俳句三昧から

 午後0時すぎ、晴天。わりあい暖かな午后である。起き抜けに、空腹を覚えて焼きそばを3人前をつくり、1.5人前を食べた。この頃は、宿痾の如き自律神経の失調により足腰に不調があり鬱陶しいかぎりである。
 併し、そう云うなかではあるが俳句づくりにも凝っていた。この17文字と云う文字数限定の世界最短の詩は案外愛好家数が多くて、現代詩の停滞にくらべて盛んである。多少、年寄くさい趣味的文芸ではあるが、夏目漱石にしろ芥川龍之介にしろ多少なりとも首を突っ込んでいるところをみると、まるでつまらないと云うことでもあるまい。

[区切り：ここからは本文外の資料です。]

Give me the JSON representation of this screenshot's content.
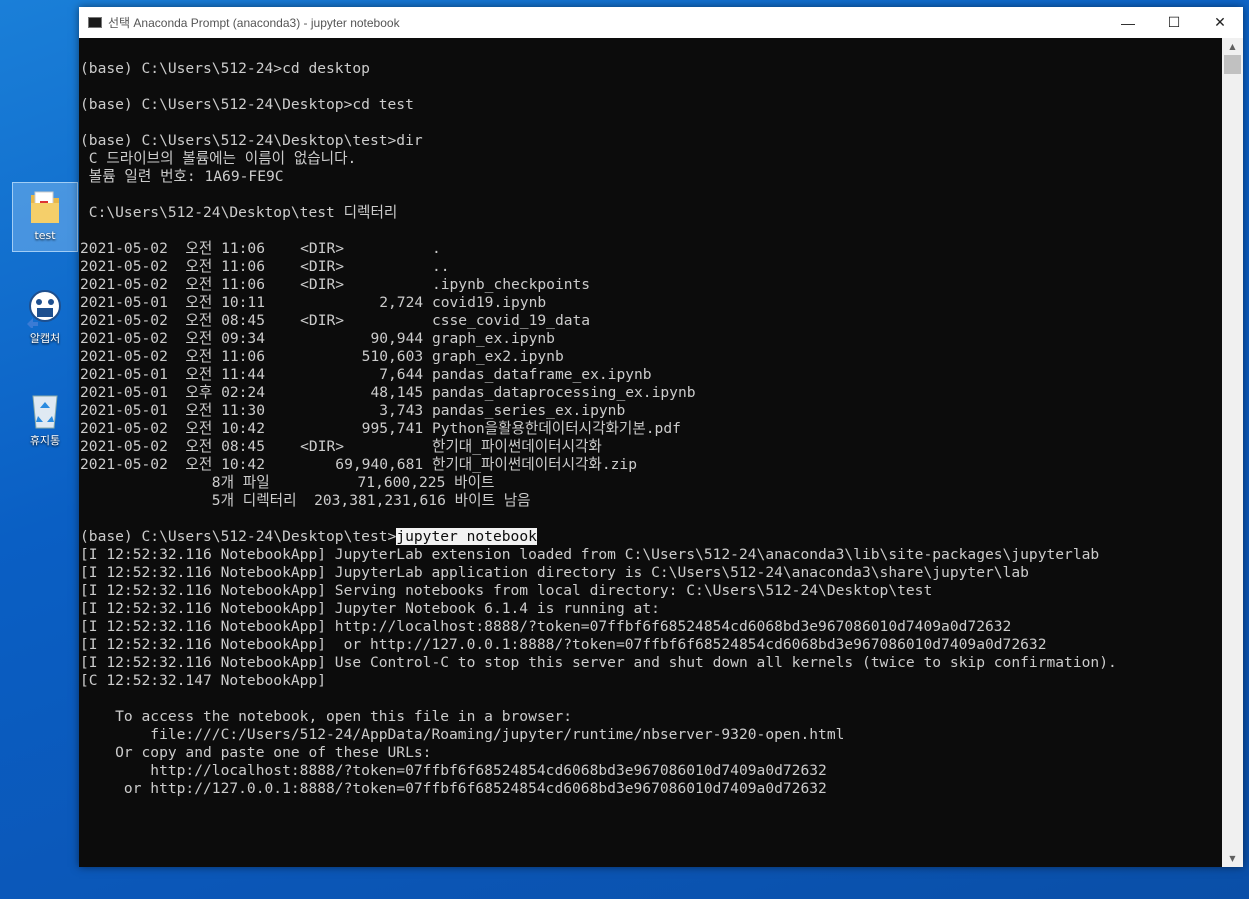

 私の場合は、俳句づくりと云っても花鳥風月に心をおどろかす類いのことは殆んどなくて、もっぱら種田山頭火や尾崎放哉の如き世の中を、または人生を嘆き恨んでいるふうの詠嘆の俳句に興味があり、もしも私がホームレスだったらと云うような俳句を作っている。俳句は普通、自分の心情、境遇、感覚を詩にするものであるが、今度私が作ったものは、もしもの世界の俳句である。まだ句集刊行になっていないが、「東京路上生活」という銘の句集を想定している。一年を通した心情を俳句にしようと思っているので、まずは1月の元旦からである。いくつかの俳句を掲載してみたい。
 〔元旦や 昨日のつづき 明日もまた〕
 この句は、ホームレスとしての取り立てて変化のない平坦な生活を描いている。
 〔元旦や 炊き出しもない 日本晴れ〕
 この句は、支援団体が無料で提供している食事(炊き出し)も元旦では休みになっていて、併し、良く晴れた天気と炊き出しのない風景を対比している。
 〔元旦や 蛇口の水も 凍りつき〕
 この句は、厳しい寒さに見舞われた公園の水道蛇口も凍りついて水が出ず、路上生活者の厳しい一面を映し出している。また、そのほかに、
 〔懐手 街さわがしく 初荷かな〕
 福寿草 ながめていても 腹は鳴り〕
 〔春寒や 缶で燗酒 こもりゆき〕
 〔靴破れ 春寒のなか 西ひがし〕

 まだまだ、たくさん句はできているが、順次掲載していきたいと思う。